Q2. When should routing logic be in Python vs. an LLM?

Use Python for: deterministic rules (error flag means go to fallback), state flags (approved means publish), token/length thresholds, format checks. Use LLM routing for: natural language intent classification or genuinely ambiguous queries. LLM routing adds 100-500ms latency and cost - never use it where a dict lookup suffices.

Q3. How do you implement parallel routing where multiple agents run simultaneously?

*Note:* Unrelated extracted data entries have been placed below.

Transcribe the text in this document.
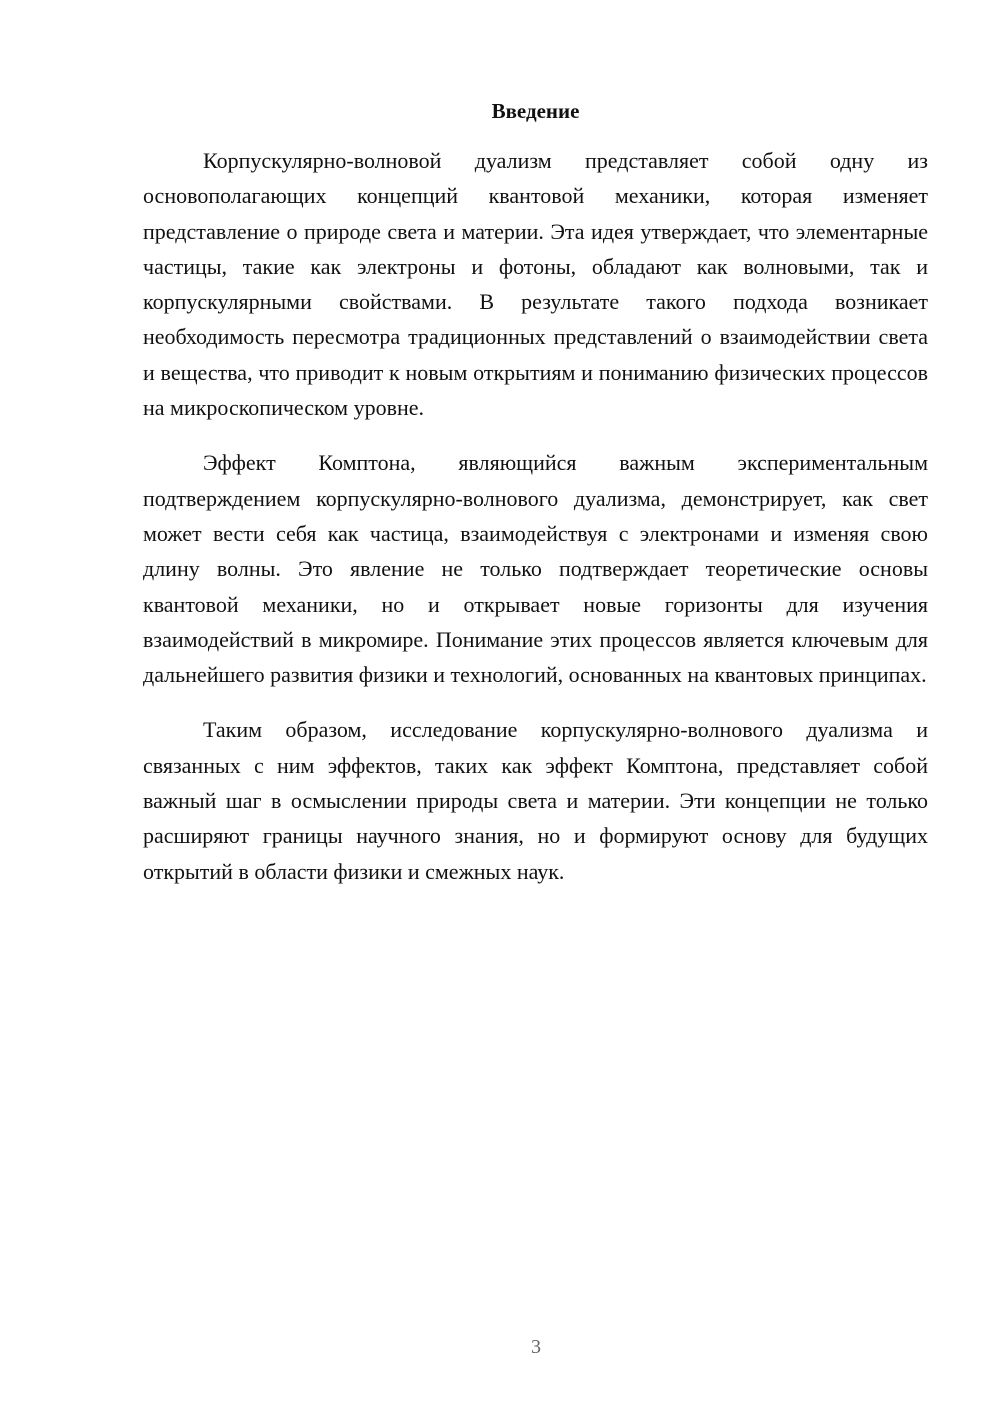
Введение

Корпускулярно-волновой дуализм представляет собой одну из основополагающих концепций квантовой механики, которая изменяет представление о природе света и материи. Эта идея утверждает, что элементарные частицы, такие как электроны и фотоны, обладают как волновыми, так и корпускулярными свойствами. В результате такого подхода возникает необходимость пересмотра традиционных представлений о взаимодействии света и вещества, что приводит к новым открытиям и пониманию физических процессов на микроскопическом уровне.

Эффект Комптона, являющийся важным экспериментальным подтверждением корпускулярно-волнового дуализма, демонстрирует, как свет может вести себя как частица, взаимодействуя с электронами и изменяя свою длину волны. Это явление не только подтверждает теоретические основы квантовой механики, но и открывает новые горизонты для изучения взаимодействий в микромире. Понимание этих процессов является ключевым для дальнейшего развития физики и технологий, основанных на квантовых принципах.

Таким образом, исследование корпускулярно-волнового дуализма и связанных с ним эффектов, таких как эффект Комптона, представляет собой важный шаг в осмыслении природы света и материи. Эти концепции не только расширяют границы научного знания, но и формируют основу для будущих открытий в области физики и смежных наук.

3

Return a list of node names from the routing function. LangGraph schedules all of them for the same super-step and runs them concurrently. Their outputs merge via reducers. Ensure all parallel nodes write to different state keys or use list-appending reducers. Fan-out followed by a fan-in aggregate node is the classic pattern.

Q4. When should you use RetryPolicy?

Attach RetryPolicy to nodes that fail for transient reasons, such as rate limits, flaky APIs, or temporary model errors. Do not retry deterministic validation failures; route those to a repair or fallback node.

Q5. When is Pydantic state useful?

Use Pydantic state when you want runtime validation, defaults, and typed nested objects at graph boundaries. TypedDict is lighter for hot paths; Pydantic is safer for public APIs and complex state migrations.

Practice Task

Explain when this LangGraph pattern is safer than a linear chain, then name one production failure it prevents.